The Transition: Sweet November
Finals, elections, my birthday, and Thanksgiving: that is what the month of November always signaled in undergrad. I remember feeling a sense of dread each time this part of the semester arrived. It is a completely different feeling in graduate school. For one, all of my classes occur once a week for two hours each. Initially I was excited about this. I figured I would have more time to study, work, volunteer, and have time for myself. Although this may be somewhat true, there are definitely negative aspects to this schedule. In undergrad, classes were typically twice a week or three times a week. If I had a major class assignment due or didn’t understand something, I knew I would see my professor again that week and could ask questions that would provide clarity or would be reminded about the assignment. In graduate school it is sink or swim. You are on your own to remember important class dates and your relationship with your professor is purely organic. You have to make the effort to speak to him or her on your own time.
I don’t know what I got myself into when I decided to stay in school. It is hard to force myself to focus on school with so many other distractions and responsibilities, but I know it is essential if I want to keep a grade point average that I can be proud of. The papers are intense, the subject matter complex, and the time for quality work is a lot higher in graduate school.

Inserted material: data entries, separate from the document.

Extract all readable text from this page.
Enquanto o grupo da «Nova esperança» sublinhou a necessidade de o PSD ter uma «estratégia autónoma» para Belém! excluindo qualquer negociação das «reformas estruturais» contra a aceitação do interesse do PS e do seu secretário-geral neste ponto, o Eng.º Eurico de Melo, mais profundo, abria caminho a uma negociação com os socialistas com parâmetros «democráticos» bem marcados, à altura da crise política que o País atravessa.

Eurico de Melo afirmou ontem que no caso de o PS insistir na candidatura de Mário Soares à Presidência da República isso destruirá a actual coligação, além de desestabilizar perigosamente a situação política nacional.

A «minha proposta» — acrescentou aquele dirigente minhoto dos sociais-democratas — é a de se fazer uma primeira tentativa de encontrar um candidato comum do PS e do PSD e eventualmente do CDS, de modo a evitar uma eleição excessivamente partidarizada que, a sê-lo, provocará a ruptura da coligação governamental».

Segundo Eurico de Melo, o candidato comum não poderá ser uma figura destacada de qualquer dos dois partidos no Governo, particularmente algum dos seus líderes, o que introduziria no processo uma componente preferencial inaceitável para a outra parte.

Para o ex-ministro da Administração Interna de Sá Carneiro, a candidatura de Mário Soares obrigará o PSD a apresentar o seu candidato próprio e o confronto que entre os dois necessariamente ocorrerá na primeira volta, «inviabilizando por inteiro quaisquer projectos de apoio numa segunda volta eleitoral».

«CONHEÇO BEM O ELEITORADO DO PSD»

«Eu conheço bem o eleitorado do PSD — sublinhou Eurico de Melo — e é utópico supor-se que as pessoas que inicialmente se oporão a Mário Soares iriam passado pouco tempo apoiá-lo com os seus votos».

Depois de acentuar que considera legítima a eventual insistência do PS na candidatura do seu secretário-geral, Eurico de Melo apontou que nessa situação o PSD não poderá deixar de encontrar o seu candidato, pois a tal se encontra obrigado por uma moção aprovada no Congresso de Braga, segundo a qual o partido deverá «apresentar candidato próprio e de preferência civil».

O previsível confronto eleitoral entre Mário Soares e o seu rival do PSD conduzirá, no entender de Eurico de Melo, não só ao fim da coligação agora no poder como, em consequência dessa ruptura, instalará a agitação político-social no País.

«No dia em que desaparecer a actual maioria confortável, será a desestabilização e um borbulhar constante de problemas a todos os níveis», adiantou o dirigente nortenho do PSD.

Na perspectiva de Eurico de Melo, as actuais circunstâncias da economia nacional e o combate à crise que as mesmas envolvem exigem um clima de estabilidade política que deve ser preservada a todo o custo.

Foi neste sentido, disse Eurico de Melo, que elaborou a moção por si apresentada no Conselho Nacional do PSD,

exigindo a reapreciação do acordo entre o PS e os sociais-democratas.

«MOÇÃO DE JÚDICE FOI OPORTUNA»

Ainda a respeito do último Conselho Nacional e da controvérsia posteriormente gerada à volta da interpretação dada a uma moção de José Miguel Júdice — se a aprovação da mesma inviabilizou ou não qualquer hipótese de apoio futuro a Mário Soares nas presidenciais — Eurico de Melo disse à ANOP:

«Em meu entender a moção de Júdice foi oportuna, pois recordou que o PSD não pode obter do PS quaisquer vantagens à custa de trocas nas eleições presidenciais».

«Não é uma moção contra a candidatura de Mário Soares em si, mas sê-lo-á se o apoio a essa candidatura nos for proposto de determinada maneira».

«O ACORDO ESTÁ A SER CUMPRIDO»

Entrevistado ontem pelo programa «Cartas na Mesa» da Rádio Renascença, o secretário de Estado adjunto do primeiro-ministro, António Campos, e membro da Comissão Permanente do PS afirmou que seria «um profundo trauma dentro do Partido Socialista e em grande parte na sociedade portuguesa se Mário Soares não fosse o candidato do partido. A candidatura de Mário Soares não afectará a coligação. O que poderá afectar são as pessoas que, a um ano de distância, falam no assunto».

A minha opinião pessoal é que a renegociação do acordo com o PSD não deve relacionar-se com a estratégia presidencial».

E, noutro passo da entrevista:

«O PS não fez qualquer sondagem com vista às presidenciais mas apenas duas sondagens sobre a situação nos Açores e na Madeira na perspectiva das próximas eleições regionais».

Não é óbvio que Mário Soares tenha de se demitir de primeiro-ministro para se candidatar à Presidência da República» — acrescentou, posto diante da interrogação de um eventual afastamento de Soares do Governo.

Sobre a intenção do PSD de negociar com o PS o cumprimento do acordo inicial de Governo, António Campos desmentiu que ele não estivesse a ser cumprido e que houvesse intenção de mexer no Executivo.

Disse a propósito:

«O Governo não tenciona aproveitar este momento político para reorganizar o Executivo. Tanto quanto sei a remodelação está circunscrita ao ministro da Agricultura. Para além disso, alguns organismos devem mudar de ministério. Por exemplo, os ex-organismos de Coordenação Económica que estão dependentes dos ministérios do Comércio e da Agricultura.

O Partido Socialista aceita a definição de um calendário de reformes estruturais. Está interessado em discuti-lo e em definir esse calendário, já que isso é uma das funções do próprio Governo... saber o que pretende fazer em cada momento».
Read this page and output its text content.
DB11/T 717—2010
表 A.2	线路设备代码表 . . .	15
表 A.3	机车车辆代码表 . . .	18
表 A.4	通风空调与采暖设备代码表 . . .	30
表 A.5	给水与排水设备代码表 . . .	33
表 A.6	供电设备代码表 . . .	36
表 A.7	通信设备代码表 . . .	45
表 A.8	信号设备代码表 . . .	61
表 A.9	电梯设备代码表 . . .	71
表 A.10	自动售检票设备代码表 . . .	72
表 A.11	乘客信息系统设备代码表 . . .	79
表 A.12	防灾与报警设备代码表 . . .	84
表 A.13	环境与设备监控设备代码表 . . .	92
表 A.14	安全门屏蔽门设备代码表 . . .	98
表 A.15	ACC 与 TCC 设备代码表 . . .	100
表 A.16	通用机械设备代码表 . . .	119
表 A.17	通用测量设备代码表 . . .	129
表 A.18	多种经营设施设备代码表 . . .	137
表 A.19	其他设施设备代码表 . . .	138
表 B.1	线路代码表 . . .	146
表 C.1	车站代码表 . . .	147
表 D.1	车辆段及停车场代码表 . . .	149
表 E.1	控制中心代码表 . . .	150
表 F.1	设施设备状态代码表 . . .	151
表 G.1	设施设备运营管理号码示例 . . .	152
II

November has also come to represent the time of year that student leaders at Howard begin to deliberate about what they want to run for in the spring general elections. I have had a number of undergraduates ask my advice concerning how to run a low budget campaign, but I have noticed that the urge to run for office in graduate school is different. In undergrad people run because individuals feel they have to, in graduate school most people run because if they don’t no one else will. It is difficult to get students with families and full time jobs to want to run for positions in student government. Their concerns are more focused on professional development and less on how Howard can become a better university in the 21st century. Those who run for office in graduate school seem to genuinely care about advocating for the students in their respective schools and colleges; whereas, most people in undergrad ran for a title. Many of the president’s of graduate and professional student council’s have been extremely effective this year as advocates, but I wonder who will step up to replace them next year. In undergrad people run on slates to fulfill executive boards and plan for it years in advance, it is not done that way in graduate school so many of the positions remain open until special elections in the fall. There are people who care for Howard and the success of their peers, but the load in graduate and professional school can hinder your ability to be effective and to lead. It takes an extraordinary person to be able to handle the professional, familial, and academic work required in graduate school on top of being a student leader. I applaud my colleagues for their sacrifice because every hour that they advocate on our behalf is an hour that they are taking away from their own professional development.
As this is my last column, I pray that I have been able to give each of you a look into my “transition” from Howard undergrad to graduate school. It has been an awesome semester of reflection and I pray that you have learned something from at least one of my rants. Have a Merry Christmas and a Happy Winter Break! I’ll see you on the Yard!